An Enron spokesman said last night that Mr. Lay "exercised the options to hold those shares," but that he did not know whether those "particular" shares had then been used to repay a company loan.

Congressional investigators have learned this week that some Enron executives, concerned about the company's finances, sought legal counsel on their own from lawyers outside the company before the financial disclosures last fall that ultimately led to Enron's bankruptcy in December.

Last night, Salon.com (news/quote) reported that an Enron corporate lawyer, Jordan Mintz, last summer hired a New York law firm, Fried Frank Harris Shriver & Jacobson, to take another look at the company's financial structure. Fried Frank, where the S.E.C. chairman, Harvey L. Pitt, worked until last fall, recommended that Enron end its deals with the partnerships. There was no response to a message left last night at Mr. Mintz's home in Houston.

The investigation by the Houston law firm of Vinson & Elkins, a result of Ms. Watkins's letter, concluded that Enron had done nothing wrong in setting up the partnerships but also said that there was a serious risk of adverse publicity and litigation for the company.

(Page 2 of 2)

In Houston yesterday, investigators of the House Energy and Commerce Committee interviewed Richard Buy, Enron's chief risk officer, among other executives. On Friday they plan to interview Richard Causey, the company's chief accounting officer. Investigators then plan to conduct interviews across the country about document destruction at Andersen. Investigators have also started to receive reconstructed versions of some of the e-mail messages and electronic documents that were destroyed by the accounting firm from September to November.

On Wednesday, investigators from the committee spent more than four hours interviewing David B. Duncan, the lead Andersen partner in charge of auditing Enron, who was fired earlier this week after the firm said he oversaw document destruction at Andersen's Houston office despite a regulatory investigation.

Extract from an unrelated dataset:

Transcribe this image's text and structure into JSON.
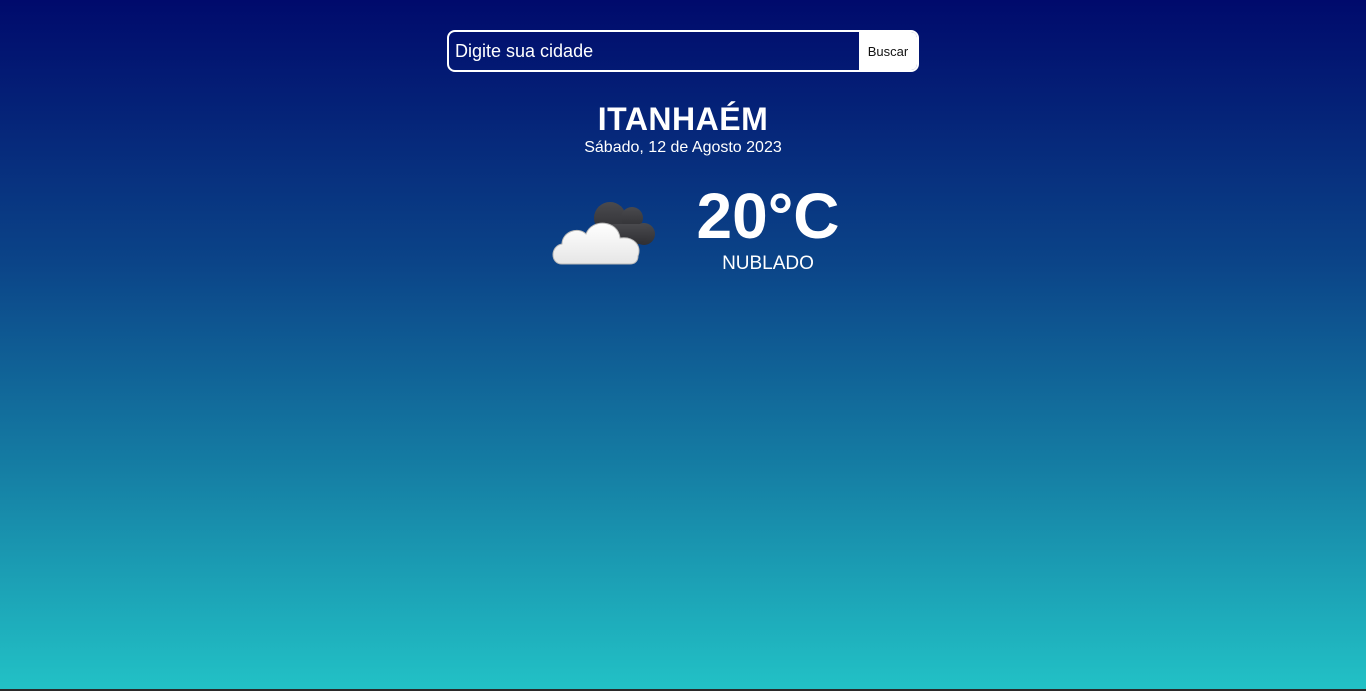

Mr. Duncan maintained that he was only following a document-destruction policy re-emphasized in an Oct. 12 memo from an Andersen lawyer, according to a person close to the case. He was asked by investigators whether "it was usual in your career for people to talk to you about the document-retention policy," this person said. "He said it's not something happens all the time."

Mr. Duncan also stated that by September, Andersen executives in Chicago were having frequent phone calls with auditors in Houston re-examining Enron's transactions with the partnerships, this person said.

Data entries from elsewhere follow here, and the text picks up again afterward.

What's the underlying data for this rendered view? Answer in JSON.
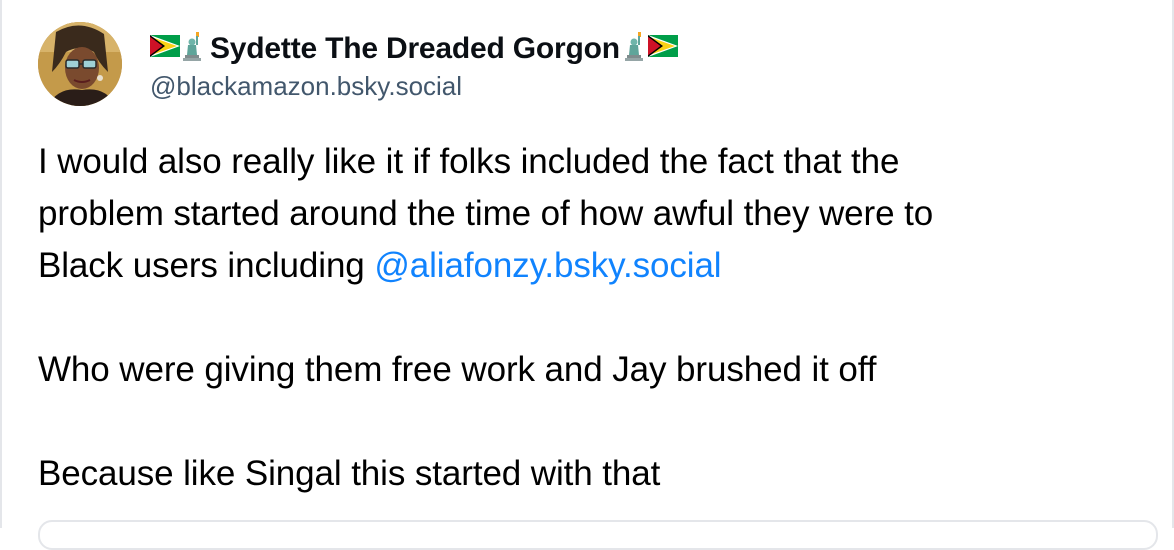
{
  "author": {
    "display_name": "Sydette The Dreaded Gorgon",
    "handle": "@blackamazon.bsky.social",
    "name_emojis": [
      "guyana-flag-icon",
      "statue-of-liberty-icon"
    ]
  },
  "post": {
    "line1": "I would also really like it if folks included the fact that the",
    "line2": "problem started around the time of how awful they were to",
    "line3_prefix": "Black users including ",
    "mention": "@aliafonzy.bsky.social",
    "para2": "Who were giving them free work and Jay brushed it off",
    "para3": "Because like Singal this started with that"
  },
  "colors": {
    "link": "#1083fe",
    "handle": "#42576c",
    "border": "#e4e6ea"
  }
}
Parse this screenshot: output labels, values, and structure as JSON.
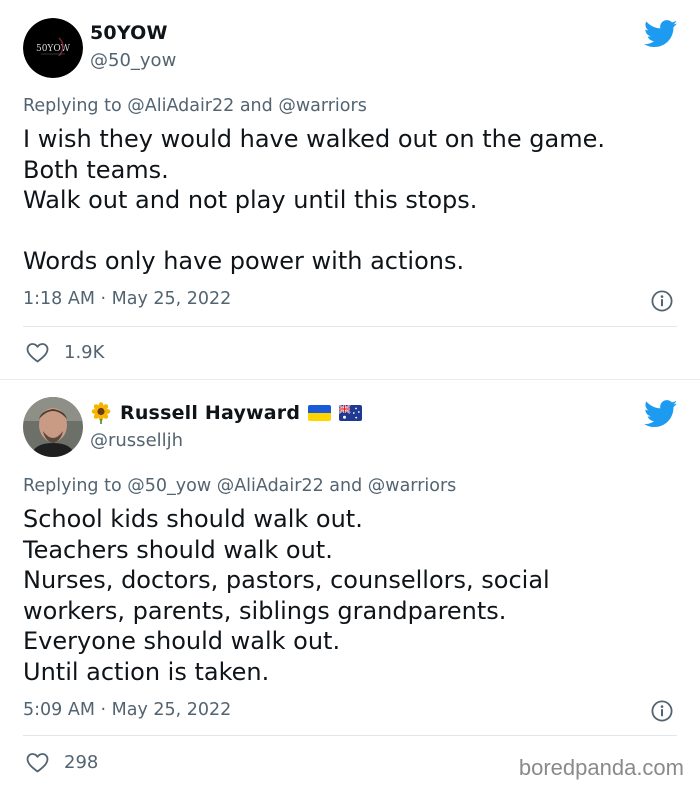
{
  "colors": {
    "twitter_blue": "#1d9bf0",
    "text_primary": "#0f1419",
    "text_secondary": "#536471",
    "divider": "#e6ecf0"
  },
  "tweets": [
    {
      "display_name": "50YOW",
      "handle": "@50_yow",
      "avatar_text": "50YOW",
      "replying_prefix": "Replying to",
      "replying_to": "@AliAdair22 and @warriors",
      "body": "I wish they would have walked out on the game.\nBoth teams.\nWalk out and not play until this stops.\n\nWords only have power with actions.",
      "timestamp": "1:18 AM · May 25, 2022",
      "likes": "1.9K",
      "icons": [
        "twitter-bird-icon",
        "info-icon",
        "heart-icon"
      ]
    },
    {
      "display_name": "Russell Hayward",
      "handle": "@russelljh",
      "name_emoji": [
        "sunflower-icon",
        "ukraine-flag-icon",
        "australia-flag-icon"
      ],
      "replying_prefix": "Replying to",
      "replying_to": "@50_yow @AliAdair22 and @warriors",
      "body": "School kids should walk out.\nTeachers should walk out.\nNurses, doctors, pastors, counsellors, social\nworkers, parents, siblings grandparents.\nEveryone should walk out.\nUntil action is taken.",
      "timestamp": "5:09 AM · May 25, 2022",
      "likes": "298",
      "icons": [
        "twitter-bird-icon",
        "info-icon",
        "heart-icon"
      ]
    }
  ],
  "watermark": "boredpanda.com"
}
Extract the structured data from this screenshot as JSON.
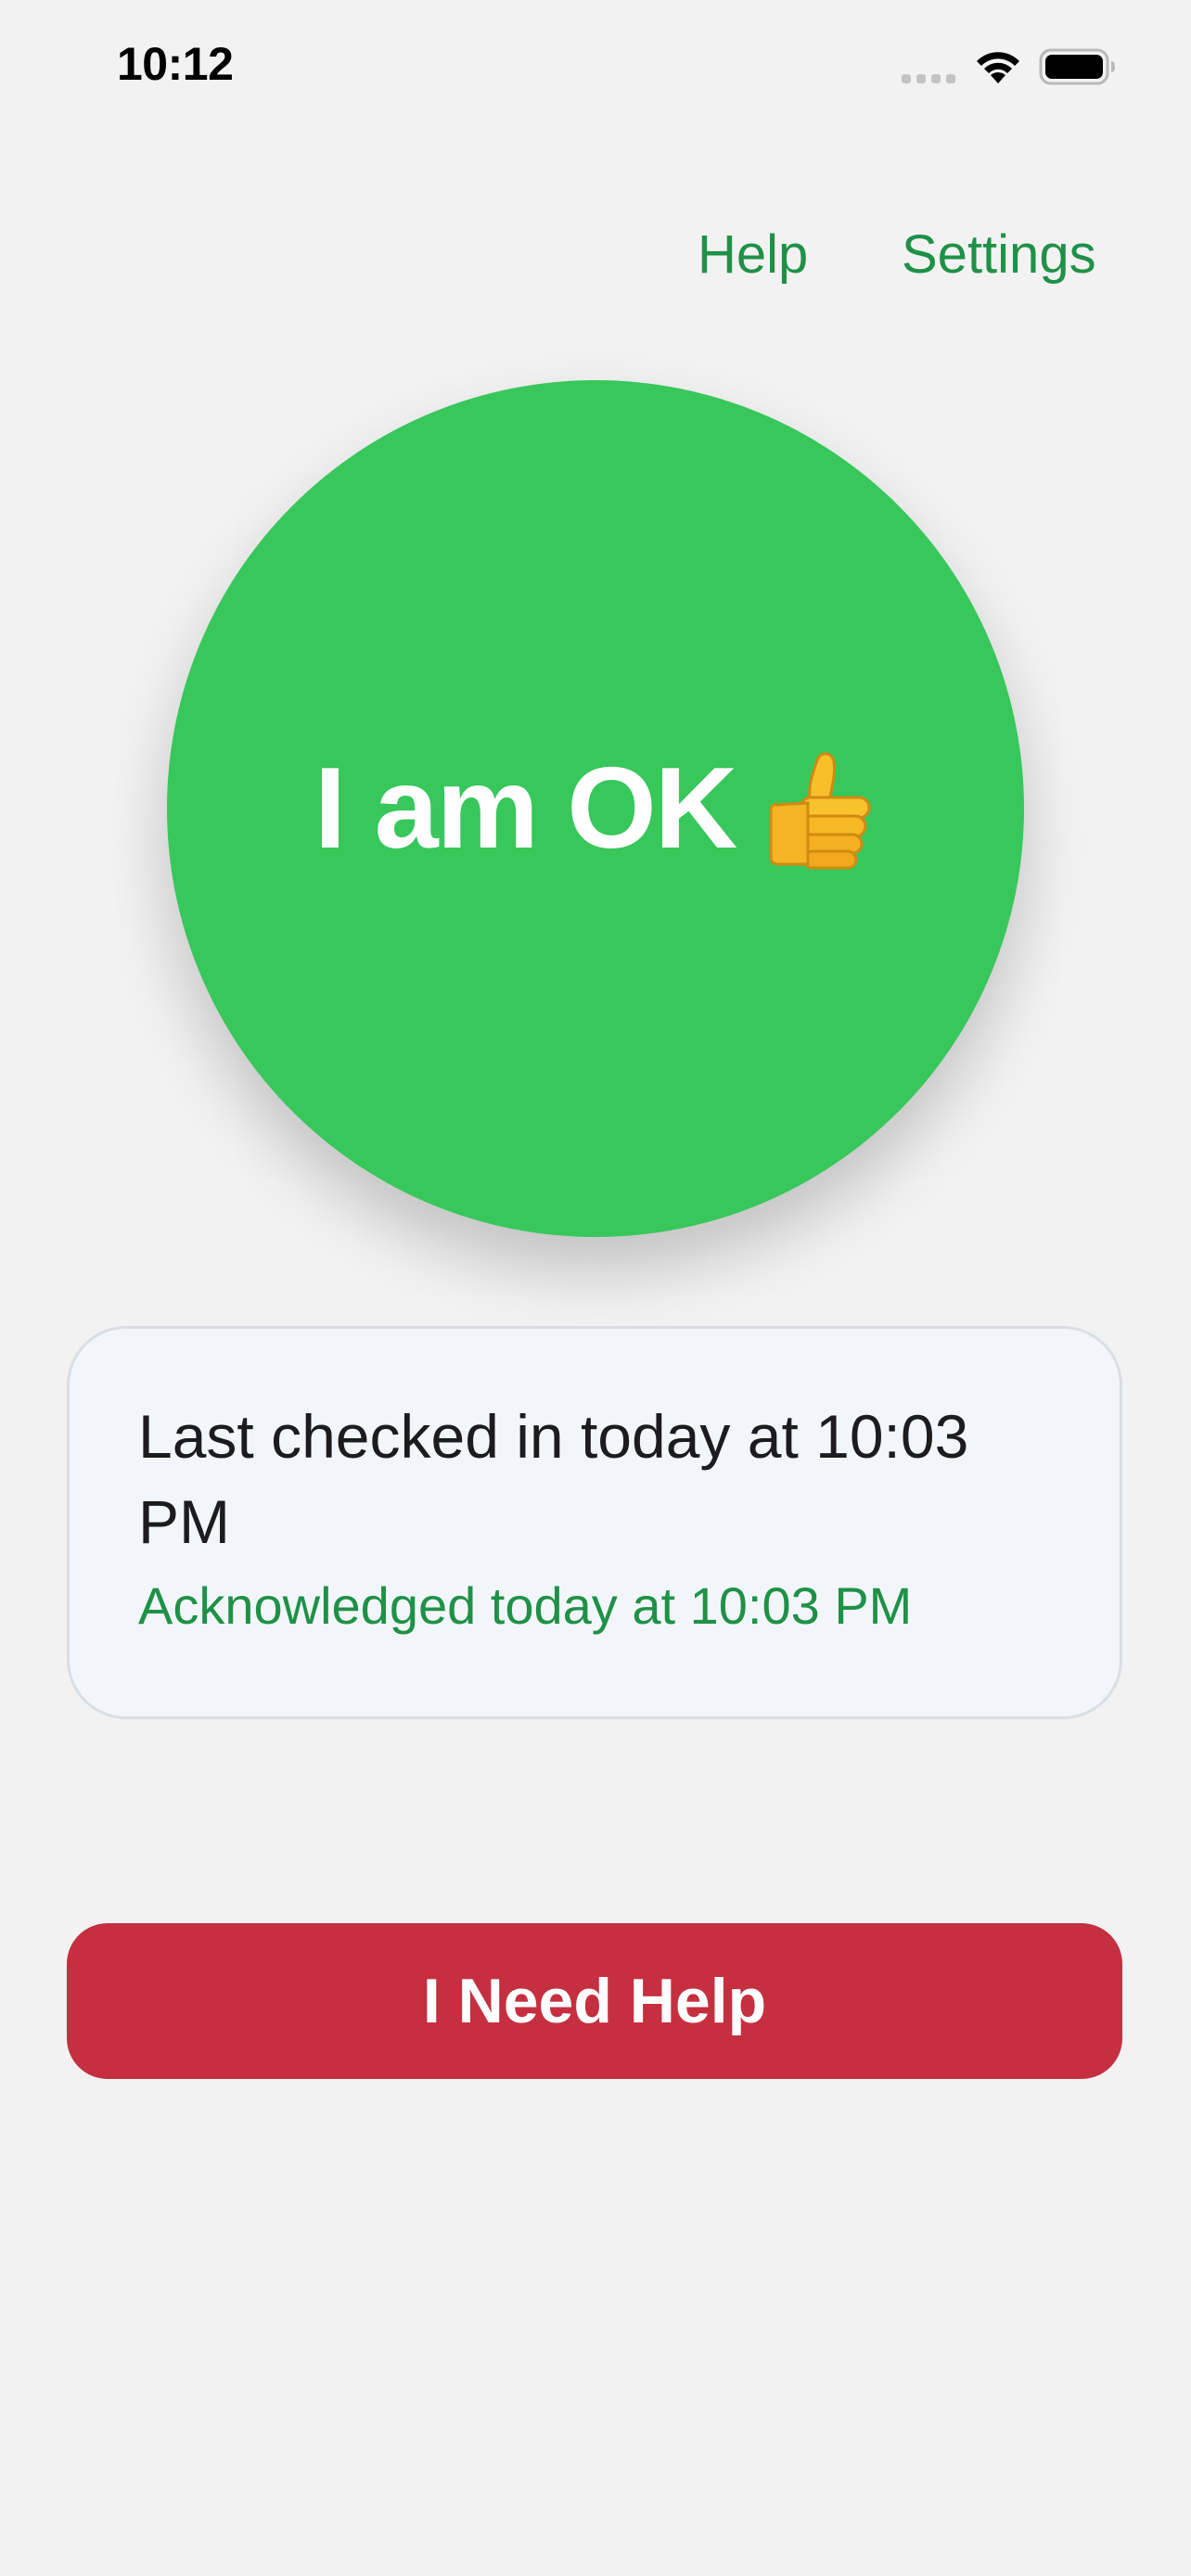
{
  "status_bar": {
    "time": "10:12",
    "icons": [
      "signal-icon",
      "wifi-icon",
      "battery-icon"
    ]
  },
  "nav": {
    "help_label": "Help",
    "settings_label": "Settings"
  },
  "ok_button": {
    "label": "I am OK",
    "icon": "thumbs-up-icon"
  },
  "status_card": {
    "last_checked": "Last checked in today at 10:03 PM",
    "acknowledged": "Acknowledged today at 10:03 PM"
  },
  "help_button": {
    "label": "I Need Help"
  },
  "colors": {
    "background": "#f2f2f2",
    "accent_green": "#1f9147",
    "ok_green": "#37c75b",
    "alert_red": "#c52f3f",
    "card_background": "#f2f6fa"
  }
}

The internal Andersen documents paint a complicated picture of a firm where accountants were struggling to evaluate the risks posed by Enron's aggressive approach to accounting. The Andersen executives also worried that the fees received from Enron could appear to compromise their objectivity.

"We arbitrarily discussed that it would not be unforeseeable that fees could reach a $100 million per-year amount considering the multidisciplinary services being provided," wrote Michael D. Jones, in Andersen's Houston office. "Such amount did not trouble the participants so long as the nature of the services was not an issue."

In a statement yesterday, Andersen said that "discussion about the potential that fees could rise to as much as $100 million was not in the context of the firm's desire to grow revenues."

"Rather," it continued, "the discussion related to concerns about the possibility that the size of the fees could be misperceived as affecting independence."

But Mr. Jones's e-mail message also suggested that Andersen's accountants consider whether the LJM partnerships should be treated as a separate entity for accounting purposes. That suggestion makes clear that nearly a year ago Enron's auditors questioned whether unreported transactions between the company and entities like LJM might be improperly characterized in its financial statements.

Mr. Jones's e-mail message also proposed that a special committee of Enron's board be created to "review the fairness of LJM transactions."